Versa Networks plans to use new funding round to drive SASE expansion with new sales and marketing initiatives

Versa began as an SD-WAN vendor, but has been rapidly transitioning into the SASE market, will spend much of the fresh $86 million raised on sales and marketing, in a market in which many customers still don’t really know what SASE is.

Today, SD-WAN vendor Versa Networks, which started out as an SD-WAN vendor, but has been transitioning the focus of its business to the fast growing Secure Access Service Edge [SASE] market, is announcing its Series D Funding Round for $86 million. The company plans to spend the money fueling its SASE expansion further, in particular through aggressive and more globally widespread sales and marketing efforts.

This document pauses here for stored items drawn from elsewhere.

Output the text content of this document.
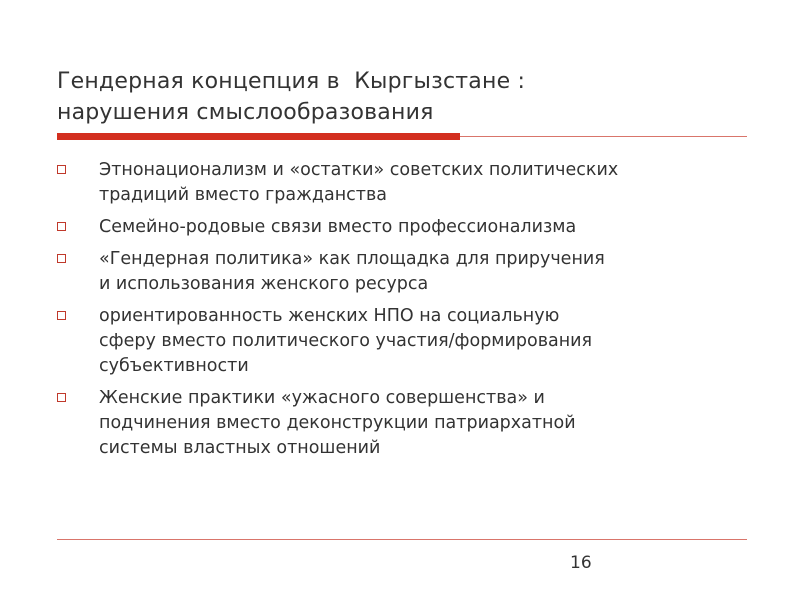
Гендерная концепция в  Кыргызстане :
нарушения смыслообразования
Этнонационализм и «остатки» советских политических
традиций вместо гражданства
Семейно-родовые связи вместо профессионализма
«Гендерная политика» как площадка для приручения
и использования женского ресурса
ориентированность женских НПО на социальную
сферу вместо политического участия/формирования
субъективности
Женские практики «ужасного совершенства» и
подчинения вместо деконструкции патриархатной
системы властных отношений
16
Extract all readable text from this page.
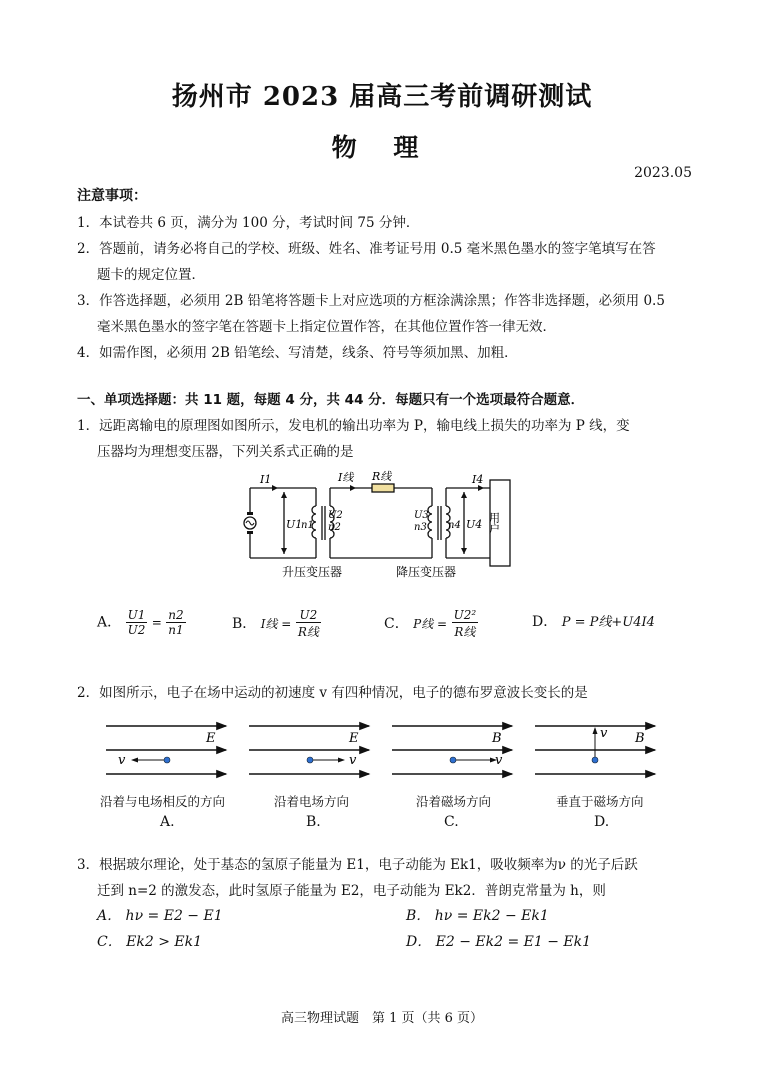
扬州市 2023 届高三考前调研测试
物 理
2023.05
注意事项：
1．本试卷共 6 页，满分为 100 分，考试时间 75 分钟．
2．答题前，请务必将自己的学校、班级、姓名、准考证号用 0.5 毫米黑色墨水的签字笔填写在答
题卡的规定位置．
3．作答选择题，必须用 2B 铅笔将答题卡上对应选项的方框涂满涂黑；作答非选择题，必须用 0.5
毫米黑色墨水的签字笔在答题卡上指定位置作答，在其他位置作答一律无效．
4．如需作图，必须用 2B 铅笔绘、写清楚，线条、符号等须加黑、加粗．
一、单项选择题：共 11 题，每题 4 分，共 44 分．每题只有一个选项最符合题意．
1．远距离输电的原理图如图所示，发电机的输出功率为 P，输电线上损失的功率为 P 线，变
压器均为理想变压器，下列关系式正确的是
I1	I线 R线	I4
U1
n1
U2
n2
U3
n3 n4 U4 用户
升压变压器	降压变压器
A． $\frac{U1}{U2} = \frac{n2}{n1}$	B． I线 = $\frac{U2}{\text{R线}}$	C． P线 = $\frac{\text{U2²}}{\text{R线}}$	D． P = P线+U4I4
2．如图所示，电子在场中运动的初速度 v 有四种情况，电子的德布罗意波长变长的是
E
v
E
v
B
v
B
v
沿着与电场相反的方向	沿着电场方向	沿着磁场方向	垂直于磁场方向
A.	B.	C.	D.
3．根据玻尔理论，处于基态的氢原子能量为 E1，电子动能为 Ek1，吸收频率为ν 的光子后跃
迁到 n=2 的激发态，此时氢原子能量为 E2，电子动能为 Ek2．普朗克常量为 h，则
A． hν = E2 − E1	B． hν = Ek2 − Ek1
C． Ek2 > Ek1	D． E2 − Ek2 = E1 − Ek1
高三物理试题　第 1 页（共 6 页）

“We now define ourselves as a SASE vendor,” said Mike Wood, Versa’s CMO. “SD-WAN evolved into secure SD-WAN and that’s evolving into SASE services delivered through cloud and on-prem. We provide consistent policies, all running through the same Versa system. That consistency is why partners standardize on us. They can do on-prem or cloud-based SASE and implement and deploy it immediately.”

Wood noted that Gartner projects the SASE market to grow at a CAGR of 42% by 2024, reaching almost $11 billion in Total Addressable Market [TAM], and with at least 40% of enterprises having SASE adoption strategies in place by 2024.

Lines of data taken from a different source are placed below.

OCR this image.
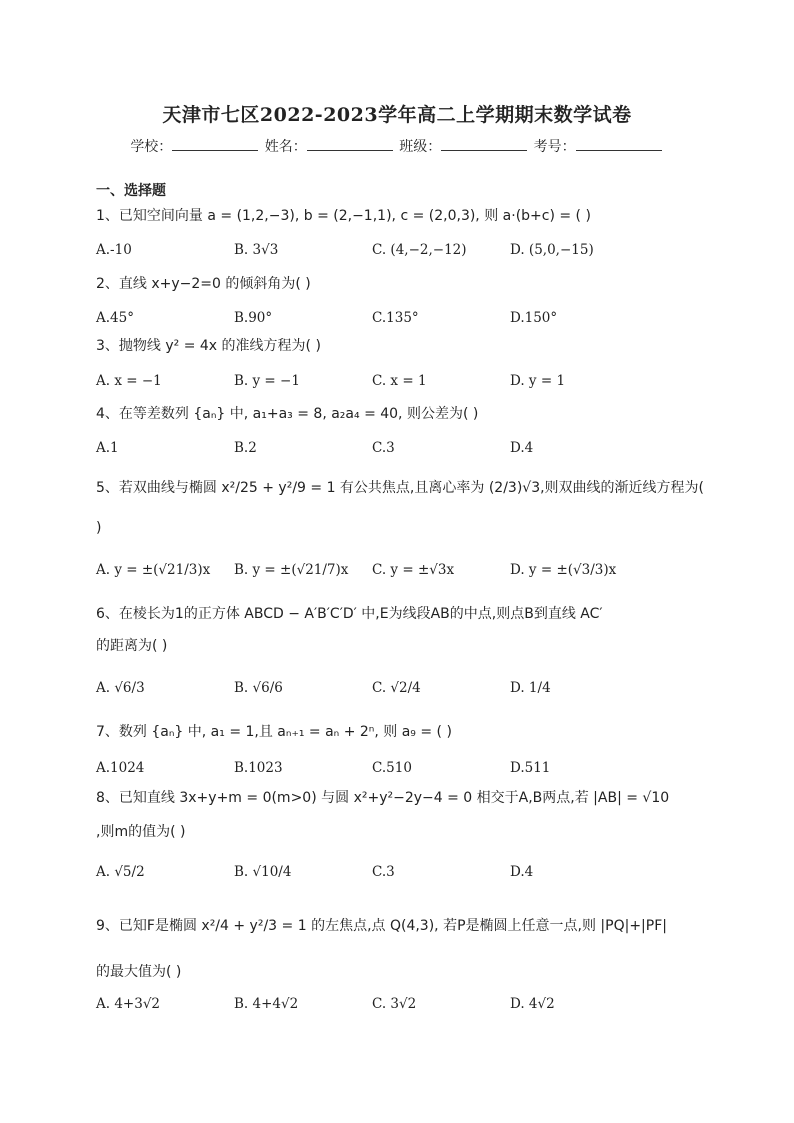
天津市七区2022-2023学年高二上学期期末数学试卷
学校：	姓名：	班级：	考号：
一、选择题
1、已知空间向量 a = (1,2,−3), b = (2,−1,1), c = (2,0,3), 则 a·(b+c) = ( )
A.-10	B. 3√3	C. (4,−2,−12)	D. (5,0,−15)
2、直线 x+y−2=0 的倾斜角为( )
A.45°	B.90°	C.135°	D.150°
3、抛物线 y² = 4x 的准线方程为( )
A. x = −1	B. y = −1	C. x = 1	D. y = 1
4、在等差数列 {aₙ} 中, a₁+a₃ = 8, a₂a₄ = 40, 则公差为( )
A.1	B.2	C.3	D.4
5、若双曲线与椭圆 x²/25 + y²/9 = 1 有公共焦点,且离心率为 (2/3)√3,则双曲线的渐近线方程为(
)
A. y = ±(√21/3)x B. y = ±(√21/7)x C. y = ±√3x	D. y = ±(√3/3)x
6、在棱长为1的正方体 ABCD − A′B′C′D′ 中,E为线段AB的中点,则点B到直线 AC′
的距离为( )
A. √6/3	B. √6/6	C. √2/4	D. 1/4
7、数列 {aₙ} 中, a₁ = 1,且 aₙ₊₁ = aₙ + 2ⁿ, 则 a₉ = ( )
A.1024	B.1023	C.510	D.511
8、已知直线 3x+y+m = 0(m>0) 与圆 x²+y²−2y−4 = 0 相交于A,B两点,若 |AB| = √10
,则m的值为( )
A. √5/2	B. √10/4	C.3	D.4
9、已知F是椭圆 x²/4 + y²/3 = 1 的左焦点,点 Q(4,3), 若P是椭圆上任意一点,则 |PQ|+|PF|
的最大值为( )
A. 4+3√2	B. 4+4√2	C. 3√2	D. 4√2
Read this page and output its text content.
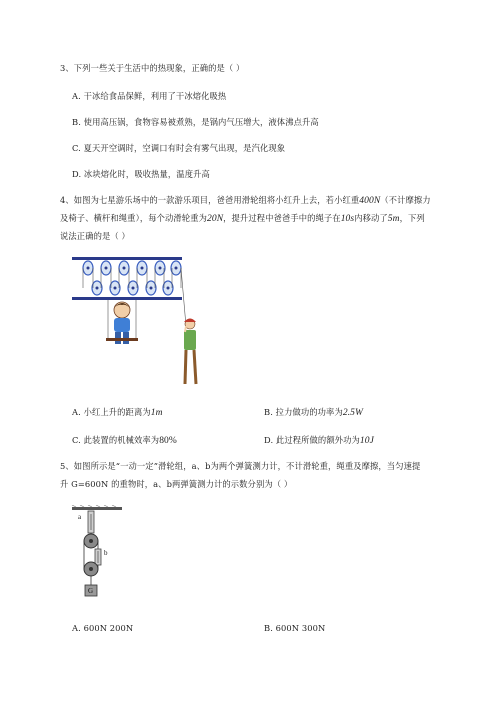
3、下列一些关于生活中的热现象，正确的是（ ）
A. 干冰给食品保鲜，利用了干冰熔化吸热
B. 使用高压锅，食物容易被煮熟，是锅内气压增大，液体沸点升高
C. 夏天开空调时，空调口有时会有雾气出现，是汽化现象
D. 冰块熔化时，吸收热量，温度升高
4、如图为七星游乐场中的一款游乐项目，爸爸用滑轮组将小红升上去，若小红重400N（不计摩擦力
及椅子、横杆和绳重），每个动滑轮重为20N，提升过程中爸爸手中的绳子在10s内移动了5m，下列
说法正确的是（ ）
A. 小红上升的距离为1m	B. 拉力做功的功率为2.5W
C. 此装置的机械效率为80%	D. 此过程所做的额外功为10J
5、如图所示是“一动一定”滑轮组，a、b为两个弹簧测力计，不计滑轮重，绳重及摩擦，当匀速提
升 G=600N 的重物时，a、b两弹簧测力计的示数分别为（ ）
a
b
G
A. 600N 200N	B. 600N 300N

“SASE is one of the fastest growing categories in network and security, and we have been growing faster than the overall category,” Wood said. “The main limitation on our growing even faster was the need for additional sales and marketing. That’s where we are spending the money from the funding round. We are investing more in regions we are located strongly today, and we plan a significant expansion in LatAm and Asia Pacific, where we are not strong today.”

Wood stressed that these increased resources will make it easier for Versa to get their share of that TAM.

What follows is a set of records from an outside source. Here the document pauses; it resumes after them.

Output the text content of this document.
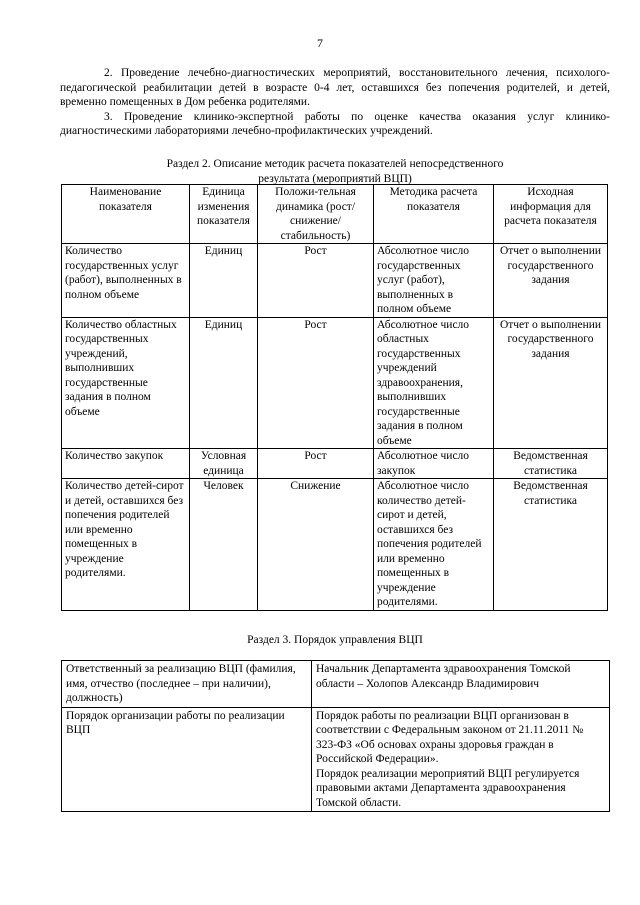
7

2. Проведение лечебно-диагностических мероприятий, восстановительного лечения, психолого-педагогической реабилитации детей в возрасте 0-4 лет, оставшихся без попечения родителей, и детей, временно помещенных в Дом ребенка родителями.

3. Проведение клинико-экспертной работы по оценке качества оказания услуг клинико-диагностическими лабораториями лечебно-профилактических учреждений.

Раздел 2. Описание методик расчета показателей непосредственного
результата (мероприятий ВЦП)
Наименование показателя	Единица изменения показателя	Положи-тельная динамика (рост/снижение/стабильность)	Методика расчета показателя	Исходная информация для расчета показателя
Количество государственных услуг (работ), выполненных в полном объеме	Единиц	Рост	Абсолютное число государственных услуг (работ), выполненных в полном объеме	Отчет о выполнении государственного задания
Количество областных государственных учреждений, выполнивших государственные задания в полном объеме	Единиц	Рост	Абсолютное число областных государственных учреждений здравоохранения, выполнивших государственные задания в полном объеме	Отчет о выполнении государственного задания
Количество закупок	Условная единица	Рост	Абсолютное число закупок	Ведомственная статистика
Количество детей-сирот и детей, оставшихся без попечения родителей или временно помещенных в учреждение родителями.	Человек	Снижение	Абсолютное число количество детей-сирот и детей, оставшихся без попечения родителей или временно помещенных в учреждение родителями.	Ведомственная статистика
Раздел 3. Порядок управления ВЦП
Ответственный за реализацию ВЦП (фамилия, имя, отчество (последнее – при наличии), должность)	Начальник Департамента здравоохранения Томской области – Холопов Александр Владимирович
Порядок организации работы по реализации ВЦП	Порядок работы по реализации ВЦП организован в соответствии с Федеральным законом от 21.11.2011 № 323-ФЗ «Об основах охраны здоровья граждан в Российской Федерации».
Порядок реализации мероприятий ВЦП регулируется правовыми актами Департамента здравоохранения Томской области.
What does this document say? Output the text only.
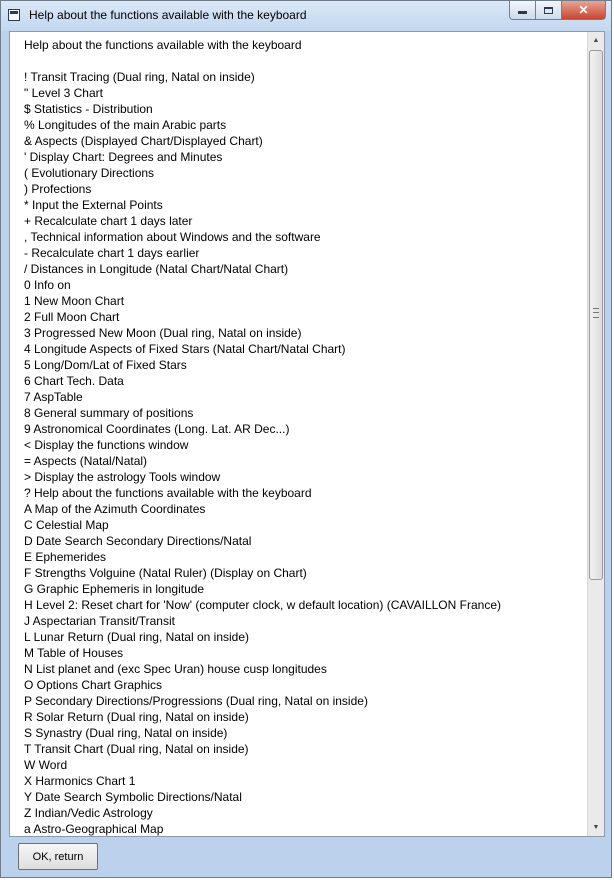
Help about the functions available with the keyboard	✕
Help about the functions available with the keyboard
! Transit Tracing (Dual ring, Natal on inside)
" Level 3 Chart
$ Statistics - Distribution
% Longitudes of the main Arabic parts
& Aspects (Displayed Chart/Displayed Chart)
' Display Chart: Degrees and Minutes
( Evolutionary Directions
) Profections
* Input the External Points
+ Recalculate chart 1 days later
, Technical information about Windows and the software
- Recalculate chart 1 days earlier
/ Distances in Longitude (Natal Chart/Natal Chart)
0 Info on
1 New Moon Chart
2 Full Moon Chart
3 Progressed New Moon (Dual ring, Natal on inside)
4 Longitude Aspects of Fixed Stars (Natal Chart/Natal Chart)
5 Long/Dom/Lat of Fixed Stars
6 Chart Tech. Data
7 AspTable
8 General summary of positions
9 Astronomical Coordinates (Long. Lat. AR Dec...)
< Display the functions window
= Aspects (Natal/Natal)
> Display the astrology Tools window
? Help about the functions available with the keyboard
A Map of the Azimuth Coordinates
C Celestial Map
D Date Search Secondary Directions/Natal
E Ephemerides
F Strengths Volguine (Natal Ruler) (Display on Chart)
G Graphic Ephemeris in longitude
H Level 2: Reset chart for 'Now' (computer clock, w default location) (CAVAILLON France)
J Aspectarian Transit/Transit
L Lunar Return (Dual ring, Natal on inside)
M Table of Houses
N List planet and (exc Spec Uran) house cusp longitudes
O Options Chart Graphics
P Secondary Directions/Progressions (Dual ring, Natal on inside)
R Solar Return (Dual ring, Natal on inside)
S Synastry (Dual ring, Natal on inside)
T Transit Chart (Dual ring, Natal on inside)
W Word
X Harmonics Chart 1
Y Date Search Symbolic Directions/Natal
Z Indian/Vedic Astrology
a Astro-Geographical Map
▲
▼
OK, return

“This allows us to more effectively reach that, as there’s not a dollar in that TAM that we can’t address,” he said. “Because the SASE market is new, some of the responsible professionals within an organization might be teams focused on Secure Web Gateway, and in others, they might be on CASB. The added sales presence will let us find and initiate a dialogue with them all.”

SASE being new, and the fact that almost every vendor now working in it came from another area, also leads to different versions of it being articulated in the market, which tends to confuse customers.

“We commissioned a global survey that engaged customers in the U.S. and EU, and a key takeaway is that even as customers deploy SASE, they don’t know what it means,” Wood said. 69% of organizations in the survey could not correctly define SASE.

Mike Wood, Versa’s CMO

“One way we are addressing this is by dramatically increasing investment with networking professionals, connecting people within different organizations,” Wood said. “We are also being aggressive in our marketing, in particular through a massive shift back into physical in-person trade shows, events, conferences and meetings. We are also working with partners on hosted events. We have an event at TopGolf next week, for example, which is not something we could have done a year ago.”

Neary 100% of Versa’s business is channel – a combination of service provider carriers,  SIs, VARs and MSPs. Versa’s own sales reps track down new business and then introduce them to partners. So a chunk of the new money raised will go to deepening resources available to Versa’s channel.

“We launched the ACE partner program in January, which included SASE certification and SASE training and a SASE tier,” Wood said. “We will be increasing that training, increasing the assets we make available in partner portal, and working more closely on messaging with partners. We have taken our best practices and bult them into portal.”

Wood also pointed out that Versa has also made a SASE ROI calculator to both its own sales people and to partners.

“We think it’s the first of its kind in the world,” he said.

The new funding round was co-led by investors Princeville Capital and RPS Ventures, with additional participation from existing investors, including Sequoia Capital.